Azure Mobile Services, HttpClient, Authorization

Question

Can I use .NET's HttpClient to hit an Azure Mobile service?

How do I authenticate with the Mobile Service's own baked in custom Authentication/Authorization patterns with the HttpClient?

This always returns 401, because I'm not passing in any authentication credentials:

var client = new HttpClient();           
var response = client.GetAsync("http://localhost:49190/api/test").Result;

Furthermore, how come when I use the Mobile Service Client, why does my application key, master key, or user auth key always return (401) Unauthorized?

Client:

var mobileClient = new MobileServiceClient("http://localhost:49190/", "[my key]");
var response = mobileClient.InvokeApiAsync("test").Result;

Service Side:

[AuthorizeLevel(AuthorizationLevel.Application)]
public class TestController : ApiController
{
    public ApiServices Services { get; set; }

    // GET api/Test
    public string Get()
    {
        Services.Log.Info("Hello from custom controller!");
        return "Hello";
    }
}

Answer 1

"Can I use .NET's HttpClient to hit an Azure Mobile service?" The short answer is yes. The simple way is to add a this to the headers on the client:

        var client = new HttpClient();           
        client.DefaultRequestHeaders.Add("X-ZUMO-APPLICATION", "[my key]");

Be careful though, if you're using a locally hosted version you'll want to make sure you've...
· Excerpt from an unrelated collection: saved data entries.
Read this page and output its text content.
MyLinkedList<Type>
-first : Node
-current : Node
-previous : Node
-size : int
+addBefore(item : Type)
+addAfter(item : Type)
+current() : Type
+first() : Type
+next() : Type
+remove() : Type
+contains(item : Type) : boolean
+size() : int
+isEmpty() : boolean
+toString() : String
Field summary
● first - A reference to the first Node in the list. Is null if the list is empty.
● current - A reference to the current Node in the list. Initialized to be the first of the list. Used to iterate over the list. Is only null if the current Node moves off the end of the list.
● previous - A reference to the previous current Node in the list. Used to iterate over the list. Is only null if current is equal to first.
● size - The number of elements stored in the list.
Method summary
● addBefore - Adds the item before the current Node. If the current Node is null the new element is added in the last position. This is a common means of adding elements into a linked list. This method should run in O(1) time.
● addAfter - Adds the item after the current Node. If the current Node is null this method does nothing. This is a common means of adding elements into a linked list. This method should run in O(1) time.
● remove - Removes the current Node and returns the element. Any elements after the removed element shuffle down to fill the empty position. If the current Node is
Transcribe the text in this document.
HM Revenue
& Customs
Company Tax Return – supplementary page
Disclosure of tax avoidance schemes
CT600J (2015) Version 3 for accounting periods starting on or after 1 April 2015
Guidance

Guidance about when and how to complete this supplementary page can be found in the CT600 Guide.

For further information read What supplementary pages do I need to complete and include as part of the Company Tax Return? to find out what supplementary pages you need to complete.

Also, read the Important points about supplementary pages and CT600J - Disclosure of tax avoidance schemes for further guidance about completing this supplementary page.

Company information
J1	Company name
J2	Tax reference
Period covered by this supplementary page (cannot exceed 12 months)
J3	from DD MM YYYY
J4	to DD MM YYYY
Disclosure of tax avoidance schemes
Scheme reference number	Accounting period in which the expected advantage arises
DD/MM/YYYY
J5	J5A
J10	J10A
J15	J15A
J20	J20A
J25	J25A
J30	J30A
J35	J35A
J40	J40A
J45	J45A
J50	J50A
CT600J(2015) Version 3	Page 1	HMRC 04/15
1. Forced the service to think it's hosted so that it enables Authentication.

   (in App_Start/WebApiConfig.cs: config.SetIsHosted(true);

2. Added the application key and master key to the web.config:

   <appSettings>
   <add key="MS_MasterKey" value="[your master key]" />
   <add key="MS_ApplicationKey" value="[your app key]" />
   </appSettings>
   

Without #1, the authentication across the service will be completely ignored, and therefore you don't know if how you've added authentication in the client is working. Without #2, you can add the key to the client (that you get from Azure) all you want, but it will always return 401. This may be the answer to the second question posted about using the MobileServiceClient always returning 401.

Lastly, there are three different headers you can use in total. You use each one with each different level of authorization. From this MSDN doc:

• X-ZUMO-APPLICATION -The application key of the mobile service. You must specify a valid application key when required to access the table operation. This is the default table operation access permission.
• X-ZUMO-AUTH - The service-generated authentication token for an authenticated user. You must specify a token for an authenticated user when required to access the table operation.
• X-ZUMO-MASTER - The service master key. You should only include this key when administrator access is required to access the table operation.

Author note: I personally struggled with getting this to work, and with either limited or missing documentation out there for this specific style, I wanted to write this Q/A. Please let me know if you think I should add anything.